Hadestown: A Review

My first encounter with Hadestown was about 10 years ago when Anais Mitchell performed “Why We Build the Wall” on my show. Even unaccompanied, it was riveting.  At that point the project about the myth of Orpheus and Eurydice was what she called a “D.I.Y. theater piece” with some performances around her home state of Vermont. A 2010 recording was released on Righteous Babe Records, featuring Anais, Ani DiFranco, Justin Vernon, and Greg Brown as Hades.

In 2016 the New York Theatre Workshop on East 4th St. presented it in a thrilling, but short-lived, production directed by Rachel Chavkin (who helped develop it).  When I ran into Anais in January, 2018, she vowed, paraphrasing Martin Luther King, that “the arc of Hadestown is long, but it bends toward Broadway.” Now, following productions in Edmonton and London, she’s achieved her long-awaited goal at the Walter Kerr Theatre, and though the emphasis has changed, once again it’s thrilling.

The downtown production, presented in the round, was very intimate and immersive, a Chavkin trademark. The set was dominated by a gnarly oak tree, with the cast moving in and out of the audience. Now, it’s on a proscenium stage with a New Orleans-style balcony, and Chavkin uses the resources of Broadway to create advanced stagecraft.
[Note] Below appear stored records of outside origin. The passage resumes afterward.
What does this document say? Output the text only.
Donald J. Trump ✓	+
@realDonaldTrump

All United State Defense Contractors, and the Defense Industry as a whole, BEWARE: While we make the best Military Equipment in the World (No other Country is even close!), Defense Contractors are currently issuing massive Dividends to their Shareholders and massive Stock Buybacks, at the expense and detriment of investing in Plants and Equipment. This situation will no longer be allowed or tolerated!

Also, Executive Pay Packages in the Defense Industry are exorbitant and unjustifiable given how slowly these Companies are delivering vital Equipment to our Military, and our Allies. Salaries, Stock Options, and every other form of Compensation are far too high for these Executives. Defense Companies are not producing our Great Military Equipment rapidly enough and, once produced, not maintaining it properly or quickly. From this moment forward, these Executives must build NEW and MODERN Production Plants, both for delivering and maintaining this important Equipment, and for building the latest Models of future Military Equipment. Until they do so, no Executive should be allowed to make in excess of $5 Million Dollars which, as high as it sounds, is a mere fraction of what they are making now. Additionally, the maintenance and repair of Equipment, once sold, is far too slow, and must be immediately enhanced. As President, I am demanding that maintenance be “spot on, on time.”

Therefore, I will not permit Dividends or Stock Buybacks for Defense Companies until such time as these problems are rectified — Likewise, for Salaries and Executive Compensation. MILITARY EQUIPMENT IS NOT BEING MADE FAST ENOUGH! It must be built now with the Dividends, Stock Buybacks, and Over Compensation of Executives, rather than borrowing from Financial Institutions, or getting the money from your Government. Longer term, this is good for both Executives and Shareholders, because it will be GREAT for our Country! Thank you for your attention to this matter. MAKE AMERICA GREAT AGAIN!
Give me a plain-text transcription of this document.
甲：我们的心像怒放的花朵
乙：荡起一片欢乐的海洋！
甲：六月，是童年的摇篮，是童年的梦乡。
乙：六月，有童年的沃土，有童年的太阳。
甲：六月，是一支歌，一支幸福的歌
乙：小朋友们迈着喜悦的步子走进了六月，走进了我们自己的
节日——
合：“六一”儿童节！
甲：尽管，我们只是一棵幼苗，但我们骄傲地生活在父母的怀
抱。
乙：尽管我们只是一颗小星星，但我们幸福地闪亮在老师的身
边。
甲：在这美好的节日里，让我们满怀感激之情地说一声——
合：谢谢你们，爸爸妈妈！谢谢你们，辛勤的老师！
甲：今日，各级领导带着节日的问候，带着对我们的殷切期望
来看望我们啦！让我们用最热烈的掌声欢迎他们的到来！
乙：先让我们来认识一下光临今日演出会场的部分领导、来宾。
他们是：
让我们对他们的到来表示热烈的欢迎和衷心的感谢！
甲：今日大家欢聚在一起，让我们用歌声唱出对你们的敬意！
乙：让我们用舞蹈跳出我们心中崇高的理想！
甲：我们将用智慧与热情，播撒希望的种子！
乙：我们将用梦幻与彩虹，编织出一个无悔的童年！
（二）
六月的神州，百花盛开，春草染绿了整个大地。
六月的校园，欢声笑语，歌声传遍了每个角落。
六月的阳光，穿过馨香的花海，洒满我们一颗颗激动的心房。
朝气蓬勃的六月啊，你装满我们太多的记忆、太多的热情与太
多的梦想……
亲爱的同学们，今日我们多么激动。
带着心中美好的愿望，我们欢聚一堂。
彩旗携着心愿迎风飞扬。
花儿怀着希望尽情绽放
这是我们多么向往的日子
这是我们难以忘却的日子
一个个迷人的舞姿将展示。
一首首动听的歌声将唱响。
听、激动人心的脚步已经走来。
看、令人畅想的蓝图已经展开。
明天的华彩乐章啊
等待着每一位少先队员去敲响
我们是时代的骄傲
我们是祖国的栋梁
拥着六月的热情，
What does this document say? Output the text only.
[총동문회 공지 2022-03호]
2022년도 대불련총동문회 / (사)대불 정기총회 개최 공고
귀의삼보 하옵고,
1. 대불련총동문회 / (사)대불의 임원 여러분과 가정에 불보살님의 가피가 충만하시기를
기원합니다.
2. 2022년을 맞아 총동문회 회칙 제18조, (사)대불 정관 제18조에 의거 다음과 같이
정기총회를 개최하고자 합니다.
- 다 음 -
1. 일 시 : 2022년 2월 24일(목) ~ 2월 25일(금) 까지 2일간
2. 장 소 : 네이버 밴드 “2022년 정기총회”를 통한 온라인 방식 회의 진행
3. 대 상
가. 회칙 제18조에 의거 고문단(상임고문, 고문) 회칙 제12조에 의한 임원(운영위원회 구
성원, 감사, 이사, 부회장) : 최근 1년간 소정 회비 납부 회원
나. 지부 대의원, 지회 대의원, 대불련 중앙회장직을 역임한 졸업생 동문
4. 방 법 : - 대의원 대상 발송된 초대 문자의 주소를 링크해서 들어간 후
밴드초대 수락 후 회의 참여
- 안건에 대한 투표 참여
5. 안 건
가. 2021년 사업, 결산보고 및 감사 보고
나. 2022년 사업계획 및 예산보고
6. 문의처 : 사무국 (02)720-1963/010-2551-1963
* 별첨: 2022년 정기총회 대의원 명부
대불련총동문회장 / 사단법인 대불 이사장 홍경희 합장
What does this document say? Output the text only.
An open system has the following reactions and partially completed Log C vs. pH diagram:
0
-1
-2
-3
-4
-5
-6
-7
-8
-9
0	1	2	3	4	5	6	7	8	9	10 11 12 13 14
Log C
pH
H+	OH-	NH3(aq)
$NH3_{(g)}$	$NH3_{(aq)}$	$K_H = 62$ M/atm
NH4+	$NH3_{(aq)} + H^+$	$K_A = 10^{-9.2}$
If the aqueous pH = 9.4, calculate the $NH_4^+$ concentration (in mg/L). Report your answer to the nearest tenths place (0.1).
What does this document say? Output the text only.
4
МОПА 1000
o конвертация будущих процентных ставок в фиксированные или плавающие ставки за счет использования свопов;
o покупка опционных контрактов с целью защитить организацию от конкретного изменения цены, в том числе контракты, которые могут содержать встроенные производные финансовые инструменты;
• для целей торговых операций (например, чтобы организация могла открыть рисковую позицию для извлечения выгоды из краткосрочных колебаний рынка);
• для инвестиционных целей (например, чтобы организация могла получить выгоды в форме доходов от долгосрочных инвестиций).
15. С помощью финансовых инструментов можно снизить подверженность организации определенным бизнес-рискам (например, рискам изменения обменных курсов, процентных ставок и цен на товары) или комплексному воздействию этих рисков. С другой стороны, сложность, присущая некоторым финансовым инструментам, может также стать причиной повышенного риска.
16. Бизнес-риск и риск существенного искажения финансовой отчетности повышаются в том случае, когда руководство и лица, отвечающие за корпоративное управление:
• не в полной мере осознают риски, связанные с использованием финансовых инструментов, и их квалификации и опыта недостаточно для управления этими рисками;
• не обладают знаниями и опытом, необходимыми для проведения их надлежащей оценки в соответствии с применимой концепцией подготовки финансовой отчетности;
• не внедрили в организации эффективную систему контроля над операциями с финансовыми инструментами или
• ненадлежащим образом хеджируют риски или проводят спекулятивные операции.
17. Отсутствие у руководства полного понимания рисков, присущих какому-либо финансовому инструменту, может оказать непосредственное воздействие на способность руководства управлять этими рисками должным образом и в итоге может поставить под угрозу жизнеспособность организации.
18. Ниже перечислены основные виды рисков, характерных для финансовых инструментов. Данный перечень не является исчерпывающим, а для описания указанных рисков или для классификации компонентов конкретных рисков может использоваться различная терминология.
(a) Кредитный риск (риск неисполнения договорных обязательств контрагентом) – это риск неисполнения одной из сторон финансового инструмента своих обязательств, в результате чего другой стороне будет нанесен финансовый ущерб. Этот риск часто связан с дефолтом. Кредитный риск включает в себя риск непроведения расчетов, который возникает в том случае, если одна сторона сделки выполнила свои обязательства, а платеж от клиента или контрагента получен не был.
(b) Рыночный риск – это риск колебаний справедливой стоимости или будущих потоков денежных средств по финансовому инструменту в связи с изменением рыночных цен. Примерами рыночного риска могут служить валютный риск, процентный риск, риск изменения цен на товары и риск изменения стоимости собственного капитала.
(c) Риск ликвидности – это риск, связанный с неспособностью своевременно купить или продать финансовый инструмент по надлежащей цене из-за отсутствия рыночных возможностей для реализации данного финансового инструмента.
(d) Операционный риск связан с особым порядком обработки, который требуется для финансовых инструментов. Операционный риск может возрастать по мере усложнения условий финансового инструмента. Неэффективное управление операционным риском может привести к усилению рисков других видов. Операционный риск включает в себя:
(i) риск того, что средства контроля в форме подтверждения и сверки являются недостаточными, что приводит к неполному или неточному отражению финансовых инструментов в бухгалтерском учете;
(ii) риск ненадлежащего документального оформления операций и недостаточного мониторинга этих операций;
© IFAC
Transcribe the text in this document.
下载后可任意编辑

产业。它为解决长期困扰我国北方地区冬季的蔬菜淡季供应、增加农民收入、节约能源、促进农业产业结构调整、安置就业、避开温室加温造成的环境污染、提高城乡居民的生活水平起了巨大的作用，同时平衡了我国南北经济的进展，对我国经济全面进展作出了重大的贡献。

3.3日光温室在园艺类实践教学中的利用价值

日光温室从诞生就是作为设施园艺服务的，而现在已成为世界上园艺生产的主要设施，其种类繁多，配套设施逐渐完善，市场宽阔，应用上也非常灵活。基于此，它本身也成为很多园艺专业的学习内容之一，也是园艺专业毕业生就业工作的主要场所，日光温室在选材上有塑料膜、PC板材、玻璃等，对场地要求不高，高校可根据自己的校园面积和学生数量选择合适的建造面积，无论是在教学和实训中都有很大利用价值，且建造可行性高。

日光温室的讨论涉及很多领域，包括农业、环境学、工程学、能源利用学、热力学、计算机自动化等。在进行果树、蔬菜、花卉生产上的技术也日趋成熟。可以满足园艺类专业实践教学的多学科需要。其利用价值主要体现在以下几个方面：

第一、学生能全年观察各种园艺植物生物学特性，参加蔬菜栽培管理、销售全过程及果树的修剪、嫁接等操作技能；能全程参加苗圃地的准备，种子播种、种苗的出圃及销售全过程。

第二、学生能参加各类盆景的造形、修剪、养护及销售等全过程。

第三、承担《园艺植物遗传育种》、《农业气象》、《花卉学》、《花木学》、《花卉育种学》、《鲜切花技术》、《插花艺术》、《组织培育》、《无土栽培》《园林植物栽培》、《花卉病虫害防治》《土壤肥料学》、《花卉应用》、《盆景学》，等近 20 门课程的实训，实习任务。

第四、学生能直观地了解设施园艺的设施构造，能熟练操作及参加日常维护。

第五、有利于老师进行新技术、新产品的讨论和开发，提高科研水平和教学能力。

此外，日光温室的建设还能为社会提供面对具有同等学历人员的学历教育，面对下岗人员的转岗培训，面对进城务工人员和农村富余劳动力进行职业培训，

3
There are multiple turntables, like the ones employed by Hamilton, and a hydraulic lift through the stage to convey descent into the underworld.

Only two actors have made the move from Off-Broadway to Broadway: Amber Gray as Persephone, the exuberant goddess of springtime half the year and the queen of the underworld the other half, and Patrick Page as Hades. The star of Spider-Man: Turn Off the Dark and How the Grinch Stole Christmas, among other credits, Page lent some serious star power to the downtown production.  With an impossibly deep voice, he’s more sinister than ever as the king of the underworld, and it’s hard to imagine anyone else in the role.

Reeve Carney, who was Peter Parker/Spider-Man in that same Broadway production as Page, has inherited the role of Orpheus with ingenuousness and a gorgeous, gentle voice. Eva Noblezada is the new Eurydice, somewhat earthier, but a strong actor and singer. The key role of Hermes the messenger and narrator has changed the most. Where Chris Sullivan’s portrayal downtown was muscular, the Broadway legend Andre DeShields (The Wiz, Ain’t Misbehavin’, The Full Monty) plays him with grace and gravitas.

Beyond Chavkin’s direction, the rest of the creative team (set designer Rachel Hauck, costume designer Michael Krass, lighting designer Bradley King, choreographer David Neumann) has added depth to the production. The three Fates still move through the action as a knowing, though somewhat slicker, Greek chorus, while the five dancers of the “Workers Chorus” evoke WPA posters in their movement. My only quibble is that the fateful journey of Orpheus and Eurydice back toward earth from the underworld seems a bit long.

Hadestown is a true folk opera, in that Mitchell comes from the folk world, and the piece is virtually sung-through (with some rhyming, spoken recitatives). But there is a rich variety in the music, from delicate melodies to driving gospel – all enhanced by the seven-piece onstage orchestra, led by Liam Robinson (with particular kudos to Brian Drye for his trombone solos). There is at least one new song, “A Gathering Storm,” which reinforces the timely theme of climate change, as verdant springtime turns to barren winter. Even more resonant, of course, is “Why We Build the Wall,” written all those years before Trump entered the political scene. (“The wall keeps out the enemy/And we build the wall to keep us free.”)

I believe in the power of music to heal and to liberate. In this telling of the myth, it can spare  Orpheus from the wrath of Hades, even if it can’t save him and Eurydice from their fate.  The gift of Orpheus, Hermes declares, is “He could make you see how the world could be/In spite of the way it is.” Perhaps that idealism is one reason the surprisingly young audience was so enthusiastic. It’s a tragedy, Hermes reminds us. There’s value “To know how it ends/And still begin/To sing it again/As if it might turn out this time.”

Thank you, Anais and Rachel, for nurturing and refining your vision for all these years.  You stir our souls and dare us to hope through our dark days.  That’s the power of myth.